The left-leaning Conservative movement cheered the president, while a Satmar group attacked it. The Reform movement also slammed the announcement, which it said was “ill-timed” and would “exacerbate the conflict.” (Click here for supportive Reform stance.)

Rabbi Aaron Teitelbaum, Satmar rebbe in Kiryas Joel, said at a motzei Shabbat event, “We declare in the name of haredi Judaism: Jerusalem, the holy city, will not be the capital of the Zionist state, even if the president of the United States says it is.”

“Just as haredi Jews did not recognize President Truman’s declaration in 1948 that Israel is the Jewish state, we don’t recognize it today,” Rabbi Teitelbaum said, according to Arutz Sheva. “Jerusalem is a holy city, a city of piety.

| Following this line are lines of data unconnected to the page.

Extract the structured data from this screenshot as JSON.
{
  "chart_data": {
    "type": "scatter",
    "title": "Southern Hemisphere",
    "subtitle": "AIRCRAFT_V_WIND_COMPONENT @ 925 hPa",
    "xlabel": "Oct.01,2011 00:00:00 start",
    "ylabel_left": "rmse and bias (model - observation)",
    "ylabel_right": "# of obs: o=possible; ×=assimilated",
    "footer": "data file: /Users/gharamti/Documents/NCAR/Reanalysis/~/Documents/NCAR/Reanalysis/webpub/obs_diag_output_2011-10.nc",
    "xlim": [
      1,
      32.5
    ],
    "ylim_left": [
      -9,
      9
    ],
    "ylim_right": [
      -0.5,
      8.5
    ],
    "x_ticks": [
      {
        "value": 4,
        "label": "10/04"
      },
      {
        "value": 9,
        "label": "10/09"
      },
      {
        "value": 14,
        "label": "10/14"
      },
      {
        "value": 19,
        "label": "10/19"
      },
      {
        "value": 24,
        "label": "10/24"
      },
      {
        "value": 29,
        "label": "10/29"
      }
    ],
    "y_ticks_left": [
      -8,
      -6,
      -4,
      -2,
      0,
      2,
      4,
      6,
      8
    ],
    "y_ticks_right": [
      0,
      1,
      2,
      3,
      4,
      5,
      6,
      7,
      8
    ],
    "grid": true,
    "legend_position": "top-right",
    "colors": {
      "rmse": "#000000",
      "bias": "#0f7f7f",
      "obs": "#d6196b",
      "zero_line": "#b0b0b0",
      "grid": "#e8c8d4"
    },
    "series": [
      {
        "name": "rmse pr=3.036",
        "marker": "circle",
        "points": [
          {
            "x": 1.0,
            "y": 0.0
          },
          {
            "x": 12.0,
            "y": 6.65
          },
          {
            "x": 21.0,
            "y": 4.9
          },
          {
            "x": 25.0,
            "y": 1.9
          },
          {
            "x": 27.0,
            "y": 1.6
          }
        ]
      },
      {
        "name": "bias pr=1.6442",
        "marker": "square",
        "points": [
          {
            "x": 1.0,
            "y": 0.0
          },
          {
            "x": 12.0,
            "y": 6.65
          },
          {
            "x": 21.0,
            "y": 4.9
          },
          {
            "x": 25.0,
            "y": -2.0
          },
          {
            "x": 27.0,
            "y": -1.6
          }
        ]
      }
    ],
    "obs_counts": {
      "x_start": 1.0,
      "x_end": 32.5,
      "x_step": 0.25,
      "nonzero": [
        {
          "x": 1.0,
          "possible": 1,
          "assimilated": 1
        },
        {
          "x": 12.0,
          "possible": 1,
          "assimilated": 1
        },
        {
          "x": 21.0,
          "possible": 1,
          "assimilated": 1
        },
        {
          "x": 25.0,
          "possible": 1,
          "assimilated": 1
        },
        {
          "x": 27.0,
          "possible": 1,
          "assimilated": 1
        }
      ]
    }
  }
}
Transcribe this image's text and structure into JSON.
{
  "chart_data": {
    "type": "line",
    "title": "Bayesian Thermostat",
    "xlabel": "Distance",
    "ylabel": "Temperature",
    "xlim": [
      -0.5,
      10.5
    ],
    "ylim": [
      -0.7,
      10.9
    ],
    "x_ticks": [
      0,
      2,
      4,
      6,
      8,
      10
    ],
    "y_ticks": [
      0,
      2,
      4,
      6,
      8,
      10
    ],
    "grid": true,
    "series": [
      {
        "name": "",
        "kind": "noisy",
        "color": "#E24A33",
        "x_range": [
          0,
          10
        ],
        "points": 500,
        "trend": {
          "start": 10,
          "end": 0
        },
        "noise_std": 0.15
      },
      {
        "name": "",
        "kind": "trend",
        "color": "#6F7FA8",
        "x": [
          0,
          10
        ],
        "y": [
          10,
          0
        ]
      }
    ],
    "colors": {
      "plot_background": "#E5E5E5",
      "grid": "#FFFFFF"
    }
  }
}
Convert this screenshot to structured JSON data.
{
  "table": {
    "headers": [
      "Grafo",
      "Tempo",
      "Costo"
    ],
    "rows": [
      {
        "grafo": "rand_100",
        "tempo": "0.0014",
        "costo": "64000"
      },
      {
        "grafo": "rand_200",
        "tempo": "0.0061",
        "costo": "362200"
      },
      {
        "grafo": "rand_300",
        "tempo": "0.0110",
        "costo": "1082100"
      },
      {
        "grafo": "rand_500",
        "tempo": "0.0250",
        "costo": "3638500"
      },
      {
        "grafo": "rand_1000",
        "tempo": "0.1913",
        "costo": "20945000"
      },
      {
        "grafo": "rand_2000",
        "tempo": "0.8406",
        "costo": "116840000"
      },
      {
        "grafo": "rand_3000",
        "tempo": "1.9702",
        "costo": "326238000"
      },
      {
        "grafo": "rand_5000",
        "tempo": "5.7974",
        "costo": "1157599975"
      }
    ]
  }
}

Zionism is the opposite of fearing G-d and Torah, and it has nothing to do with the city of Jerusalem.”

A Conservative movement statement said: “The status of Jerusalem is a matter to be settled in direct negotiations between Israel and the Palestinians. But in recognizing Jerusalem as Israel’s capital and planning to move the American embassy to a location under uncontested Israeli sovereignty, the U.S. government acknowledges the age-old connection that Israel and the Jewish people maintain with the holy city.”

The statement was authored by the Conservative movement’s Rabbinical Assembly, the United Synagogue of Conservative Judaism, Masorti Israel, and Masorti Olami.